In 1937 another volunteer, this one a member of the family, left the farm for a foreign destination. He was Jack Friedman, on his way to Spain and the Abraham Lincoln Brigade. During the war, Jack, overseas, and the rest of the family at home, did what they could to help save the Republic. But what this family did after the war was lost and ended was even more dramatic.

In 1939 the war was over, but not for the Freidmans. Their next project was to help solve a new and vexing problem that had not manifested itself previously. Quite a few vets had not been able to leave Spain with the contingents of Americans who departed in October of 1938 and January of 1939. Sick and wounded, many without proper documentation, they had finally crossed over into France only to be greeted with internment and jail. Released at long last, they had to travel clandestinely in order to reach the States and their homes without running into more trouble. A number of these vets were badly in need of medical and nursing care but were afraid of applying through regular channels for this help because they could not take the chance of coming under official observation and investigation.

The Friedmans did their part in solving this problem by setting up a small hospital in one of their guest-houses and taking every vet who came or was brought to them. Even this was not enough for the family.

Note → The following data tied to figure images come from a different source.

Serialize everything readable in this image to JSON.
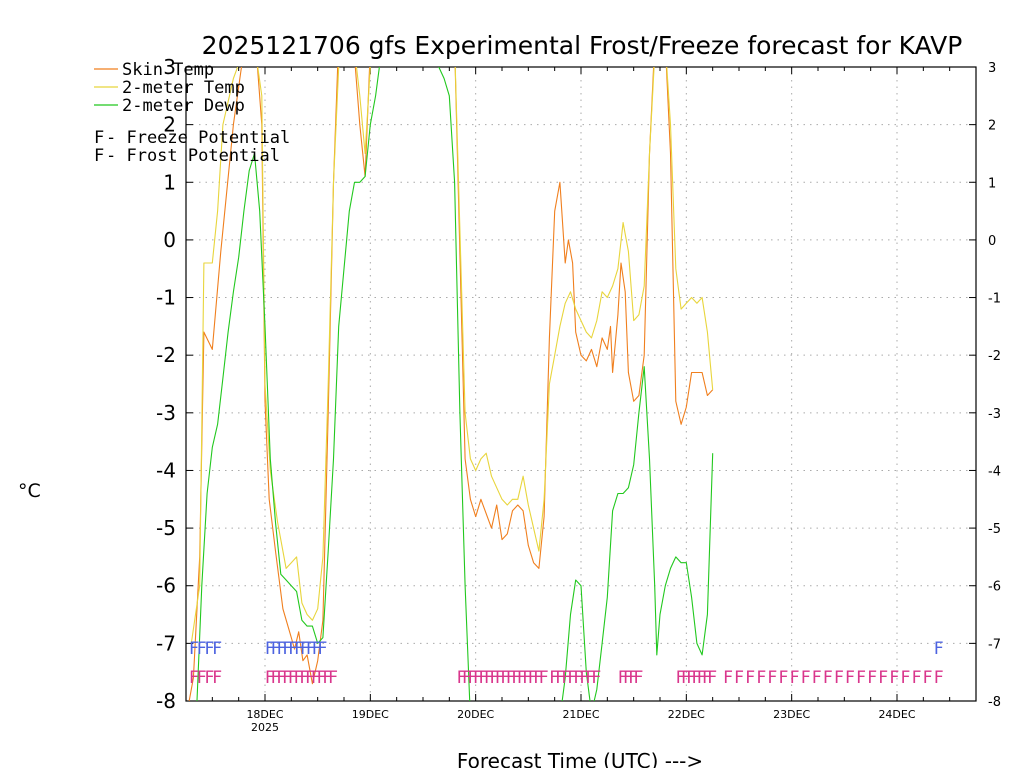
{
  "chart_data": {
    "type": "line",
    "title": "2025121706 gfs Experimental Frost/Freeze forecast for KAVP",
    "xlabel": "Forecast Time (UTC) --->",
    "ylabel": "°C",
    "ylim": [
      -8,
      3
    ],
    "xlim": [
      17.25,
      24.75
    ],
    "yticks": [
      -8,
      -7,
      -6,
      -5,
      -4,
      -3,
      -2,
      -1,
      0,
      1,
      2,
      3
    ],
    "xticks": [
      {
        "x": 18,
        "label": "18DEC",
        "sub": "2025"
      },
      {
        "x": 19,
        "label": "19DEC",
        "sub": ""
      },
      {
        "x": 20,
        "label": "20DEC",
        "sub": ""
      },
      {
        "x": 21,
        "label": "21DEC",
        "sub": ""
      },
      {
        "x": 22,
        "label": "22DEC",
        "sub": ""
      },
      {
        "x": 23,
        "label": "23DEC",
        "sub": ""
      },
      {
        "x": 24,
        "label": "24DEC",
        "sub": ""
      }
    ],
    "grid": true,
    "legend": [
      {
        "label": "Skin Temp",
        "color": "#f07f1e"
      },
      {
        "label": "2-meter Temp",
        "color": "#e8d53c"
      },
      {
        "label": "2-meter Dewp",
        "color": "#22c81e"
      }
    ],
    "marker_legend": [
      {
        "symbol": "F",
        "label": " - Freeze Potential",
        "color": "#d9368c"
      },
      {
        "symbol": "F",
        "label": " - Frost Potential",
        "color": "#4d63e0"
      }
    ],
    "series": [
      {
        "name": "Skin Temp",
        "color": "#f07f1e",
        "points": [
          [
            17.25,
            -8.3
          ],
          [
            17.32,
            -7.6
          ],
          [
            17.38,
            -5.5
          ],
          [
            17.42,
            -1.6
          ],
          [
            17.5,
            -1.9
          ],
          [
            17.58,
            -0.2
          ],
          [
            17.7,
            2.0
          ],
          [
            17.8,
            3.3
          ],
          [
            17.85,
            3.5
          ],
          [
            17.92,
            3.2
          ],
          [
            17.97,
            2.0
          ],
          [
            18.0,
            -2.8
          ],
          [
            18.04,
            -4.5
          ],
          [
            18.1,
            -5.4
          ],
          [
            18.17,
            -6.4
          ],
          [
            18.25,
            -6.9
          ],
          [
            18.28,
            -7.1
          ],
          [
            18.32,
            -6.8
          ],
          [
            18.36,
            -7.3
          ],
          [
            18.4,
            -7.2
          ],
          [
            18.45,
            -7.7
          ],
          [
            18.5,
            -7.3
          ],
          [
            18.55,
            -6.6
          ],
          [
            18.6,
            -3.0
          ],
          [
            18.65,
            1.0
          ],
          [
            18.7,
            3.5
          ],
          [
            18.84,
            3.4
          ],
          [
            18.9,
            2.0
          ],
          [
            18.95,
            1.1
          ],
          [
            19.0,
            3.3
          ],
          [
            19.35,
            3.6
          ],
          [
            19.4,
            3.4
          ],
          [
            19.8,
            3.4
          ],
          [
            19.9,
            -3.8
          ],
          [
            19.95,
            -4.5
          ],
          [
            20.0,
            -4.8
          ],
          [
            20.05,
            -4.5
          ],
          [
            20.15,
            -5.0
          ],
          [
            20.2,
            -4.6
          ],
          [
            20.25,
            -5.2
          ],
          [
            20.3,
            -5.1
          ],
          [
            20.35,
            -4.7
          ],
          [
            20.4,
            -4.6
          ],
          [
            20.45,
            -4.7
          ],
          [
            20.5,
            -5.3
          ],
          [
            20.55,
            -5.6
          ],
          [
            20.6,
            -5.7
          ],
          [
            20.65,
            -4.8
          ],
          [
            20.7,
            -1.7
          ],
          [
            20.75,
            0.5
          ],
          [
            20.8,
            1.0
          ],
          [
            20.85,
            -0.4
          ],
          [
            20.88,
            0.0
          ],
          [
            20.92,
            -0.4
          ],
          [
            20.95,
            -1.6
          ],
          [
            21.0,
            -2.0
          ],
          [
            21.05,
            -2.1
          ],
          [
            21.1,
            -1.9
          ],
          [
            21.15,
            -2.2
          ],
          [
            21.2,
            -1.7
          ],
          [
            21.25,
            -1.9
          ],
          [
            21.28,
            -1.5
          ],
          [
            21.3,
            -2.3
          ],
          [
            21.35,
            -1.3
          ],
          [
            21.38,
            -0.4
          ],
          [
            21.42,
            -0.9
          ],
          [
            21.45,
            -2.3
          ],
          [
            21.5,
            -2.8
          ],
          [
            21.55,
            -2.7
          ],
          [
            21.6,
            -2.0
          ],
          [
            21.65,
            1.5
          ],
          [
            21.7,
            3.4
          ],
          [
            21.8,
            3.4
          ],
          [
            21.85,
            1.5
          ],
          [
            21.9,
            -2.8
          ],
          [
            21.95,
            -3.2
          ],
          [
            22.0,
            -2.9
          ],
          [
            22.05,
            -2.3
          ],
          [
            22.15,
            -2.3
          ],
          [
            22.2,
            -2.7
          ],
          [
            22.25,
            -2.6
          ]
        ]
      },
      {
        "name": "2-meter Temp",
        "color": "#e8d53c",
        "points": [
          [
            17.3,
            -7.0
          ],
          [
            17.38,
            -6.0
          ],
          [
            17.42,
            -0.4
          ],
          [
            17.5,
            -0.4
          ],
          [
            17.55,
            0.5
          ],
          [
            17.6,
            2.0
          ],
          [
            17.7,
            2.8
          ],
          [
            17.8,
            3.3
          ],
          [
            17.9,
            3.4
          ],
          [
            17.97,
            2.5
          ],
          [
            18.0,
            -2.5
          ],
          [
            18.05,
            -4.0
          ],
          [
            18.12,
            -4.9
          ],
          [
            18.2,
            -5.7
          ],
          [
            18.25,
            -5.6
          ],
          [
            18.3,
            -5.5
          ],
          [
            18.35,
            -6.3
          ],
          [
            18.4,
            -6.5
          ],
          [
            18.45,
            -6.6
          ],
          [
            18.5,
            -6.4
          ],
          [
            18.55,
            -5.5
          ],
          [
            18.6,
            -2.5
          ],
          [
            18.65,
            1.0
          ],
          [
            18.7,
            3.0
          ],
          [
            18.85,
            3.3
          ],
          [
            18.9,
            2.5
          ],
          [
            18.95,
            1.5
          ],
          [
            19.0,
            3.0
          ],
          [
            19.35,
            3.6
          ],
          [
            19.4,
            3.4
          ],
          [
            19.8,
            3.4
          ],
          [
            19.9,
            -3.0
          ],
          [
            19.95,
            -3.8
          ],
          [
            20.0,
            -4.0
          ],
          [
            20.05,
            -3.8
          ],
          [
            20.1,
            -3.7
          ],
          [
            20.15,
            -4.1
          ],
          [
            20.2,
            -4.3
          ],
          [
            20.25,
            -4.5
          ],
          [
            20.3,
            -4.6
          ],
          [
            20.35,
            -4.5
          ],
          [
            20.4,
            -4.5
          ],
          [
            20.45,
            -4.1
          ],
          [
            20.5,
            -4.6
          ],
          [
            20.55,
            -5.0
          ],
          [
            20.6,
            -5.4
          ],
          [
            20.65,
            -4.5
          ],
          [
            20.7,
            -2.5
          ],
          [
            20.75,
            -2.0
          ],
          [
            20.8,
            -1.5
          ],
          [
            20.85,
            -1.1
          ],
          [
            20.9,
            -0.9
          ],
          [
            20.95,
            -1.2
          ],
          [
            21.0,
            -1.4
          ],
          [
            21.05,
            -1.6
          ],
          [
            21.1,
            -1.7
          ],
          [
            21.15,
            -1.4
          ],
          [
            21.2,
            -0.9
          ],
          [
            21.25,
            -1.0
          ],
          [
            21.3,
            -0.8
          ],
          [
            21.35,
            -0.5
          ],
          [
            21.4,
            0.3
          ],
          [
            21.45,
            -0.2
          ],
          [
            21.5,
            -1.4
          ],
          [
            21.55,
            -1.3
          ],
          [
            21.6,
            -0.8
          ],
          [
            21.65,
            1.5
          ],
          [
            21.7,
            3.2
          ],
          [
            21.8,
            3.4
          ],
          [
            21.85,
            2.0
          ],
          [
            21.9,
            -0.5
          ],
          [
            21.95,
            -1.2
          ],
          [
            22.0,
            -1.1
          ],
          [
            22.05,
            -1.0
          ],
          [
            22.1,
            -1.1
          ],
          [
            22.15,
            -1.0
          ],
          [
            22.2,
            -1.6
          ],
          [
            22.25,
            -2.6
          ]
        ]
      },
      {
        "name": "2-meter Dewp",
        "color": "#22c81e",
        "points": [
          [
            17.35,
            -8.2
          ],
          [
            17.4,
            -6.0
          ],
          [
            17.45,
            -4.4
          ],
          [
            17.5,
            -3.6
          ],
          [
            17.55,
            -3.2
          ],
          [
            17.6,
            -2.4
          ],
          [
            17.65,
            -1.6
          ],
          [
            17.7,
            -0.9
          ],
          [
            17.75,
            -0.3
          ],
          [
            17.8,
            0.5
          ],
          [
            17.85,
            1.2
          ],
          [
            17.9,
            1.5
          ],
          [
            17.95,
            0.5
          ],
          [
            18.0,
            -1.5
          ],
          [
            18.05,
            -3.8
          ],
          [
            18.1,
            -4.9
          ],
          [
            18.15,
            -5.8
          ],
          [
            18.2,
            -5.9
          ],
          [
            18.25,
            -6.0
          ],
          [
            18.3,
            -6.1
          ],
          [
            18.35,
            -6.6
          ],
          [
            18.4,
            -6.7
          ],
          [
            18.45,
            -6.7
          ],
          [
            18.5,
            -7.0
          ],
          [
            18.55,
            -6.9
          ],
          [
            18.6,
            -5.4
          ],
          [
            18.65,
            -3.8
          ],
          [
            18.7,
            -1.5
          ],
          [
            18.75,
            -0.5
          ],
          [
            18.8,
            0.5
          ],
          [
            18.85,
            1.0
          ],
          [
            18.9,
            1.0
          ],
          [
            18.95,
            1.1
          ],
          [
            19.0,
            2.0
          ],
          [
            19.05,
            2.5
          ],
          [
            19.1,
            3.2
          ],
          [
            19.15,
            3.6
          ],
          [
            19.6,
            3.6
          ],
          [
            19.65,
            3.0
          ],
          [
            19.7,
            2.8
          ],
          [
            19.75,
            2.5
          ],
          [
            19.8,
            1.0
          ],
          [
            19.85,
            -3.0
          ],
          [
            19.9,
            -6.0
          ],
          [
            19.95,
            -8.3
          ],
          [
            20.8,
            -8.3
          ],
          [
            20.85,
            -7.6
          ],
          [
            20.9,
            -6.5
          ],
          [
            20.95,
            -5.9
          ],
          [
            21.0,
            -6.0
          ],
          [
            21.05,
            -7.5
          ],
          [
            21.1,
            -8.2
          ],
          [
            21.15,
            -7.8
          ],
          [
            21.2,
            -7.0
          ],
          [
            21.25,
            -6.2
          ],
          [
            21.3,
            -4.7
          ],
          [
            21.35,
            -4.4
          ],
          [
            21.4,
            -4.4
          ],
          [
            21.45,
            -4.3
          ],
          [
            21.5,
            -3.9
          ],
          [
            21.55,
            -3.0
          ],
          [
            21.6,
            -2.2
          ],
          [
            21.65,
            -3.8
          ],
          [
            21.7,
            -6.0
          ],
          [
            21.72,
            -7.2
          ],
          [
            21.75,
            -6.5
          ],
          [
            21.8,
            -6.0
          ],
          [
            21.85,
            -5.7
          ],
          [
            21.9,
            -5.5
          ],
          [
            21.95,
            -5.6
          ],
          [
            22.0,
            -5.6
          ],
          [
            22.05,
            -6.2
          ],
          [
            22.1,
            -7.0
          ],
          [
            22.15,
            -7.2
          ],
          [
            22.2,
            -6.5
          ],
          [
            22.25,
            -3.7
          ]
        ]
      }
    ],
    "markers": [
      {
        "symbol": "F",
        "color": "#4d63e0",
        "y": -7.05,
        "x_start": 17.28,
        "x_end": 17.5,
        "count": 4
      },
      {
        "symbol": "F",
        "color": "#4d63e0",
        "y": -7.05,
        "x_start": 18.0,
        "x_end": 18.5,
        "count": 10
      },
      {
        "symbol": "F",
        "color": "#4d63e0",
        "y": -7.05,
        "x_start": 24.35,
        "x_end": 24.35,
        "count": 1
      },
      {
        "symbol": "F",
        "color": "#d9368c",
        "y": -7.55,
        "x_start": 17.28,
        "x_end": 17.5,
        "count": 4
      },
      {
        "symbol": "F",
        "color": "#d9368c",
        "y": -7.55,
        "x_start": 18.0,
        "x_end": 18.6,
        "count": 12
      },
      {
        "symbol": "F",
        "color": "#d9368c",
        "y": -7.55,
        "x_start": 19.82,
        "x_end": 20.6,
        "count": 16
      },
      {
        "symbol": "F",
        "color": "#d9368c",
        "y": -7.55,
        "x_start": 20.7,
        "x_end": 21.1,
        "count": 8
      },
      {
        "symbol": "F",
        "color": "#d9368c",
        "y": -7.55,
        "x_start": 21.35,
        "x_end": 21.5,
        "count": 4
      },
      {
        "symbol": "F",
        "color": "#d9368c",
        "y": -7.55,
        "x_start": 21.9,
        "x_end": 22.2,
        "count": 7
      },
      {
        "symbol": "F",
        "color": "#d9368c",
        "y": -7.55,
        "x_start": 22.35,
        "x_end": 24.35,
        "count": 20
      }
    ]
  }
}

On a number of occasions when it became necessary and there was no other alternative, they crossed the border into Canada in their farm wagons, met and picked up the vets who were stranded there and could not cross the border openly. They then loaded the wagons with hay, in which they hid the vets, and waited until it became dark enough to take the chance of crossing back to the American side with their human cargo. With as little delay as possible, the new patients were transported to the hospital where they could receive the aid and comfort that the Friedmans were so ready to give them.  There they stayed until they were fit and able to travel to their homes without attracting too much unfavorable attention. Many a Lincoln vet owed his health and safety to this wonderful family that did so many fine things willingly and with no thought of reward.

It is no wonder that this lady (the author of the clipped article) tells us so graphically about the accomplishments of the Friedmans, remembers her grandparents and their children with so much pride and has so many good memories of the years which she spent with them.

I never had the opportunity to meet and know the Friedmans, but, after learning about them and what they did to help make this a better and happier world, I want to thank them now for all the fortunate people whose lives they touched.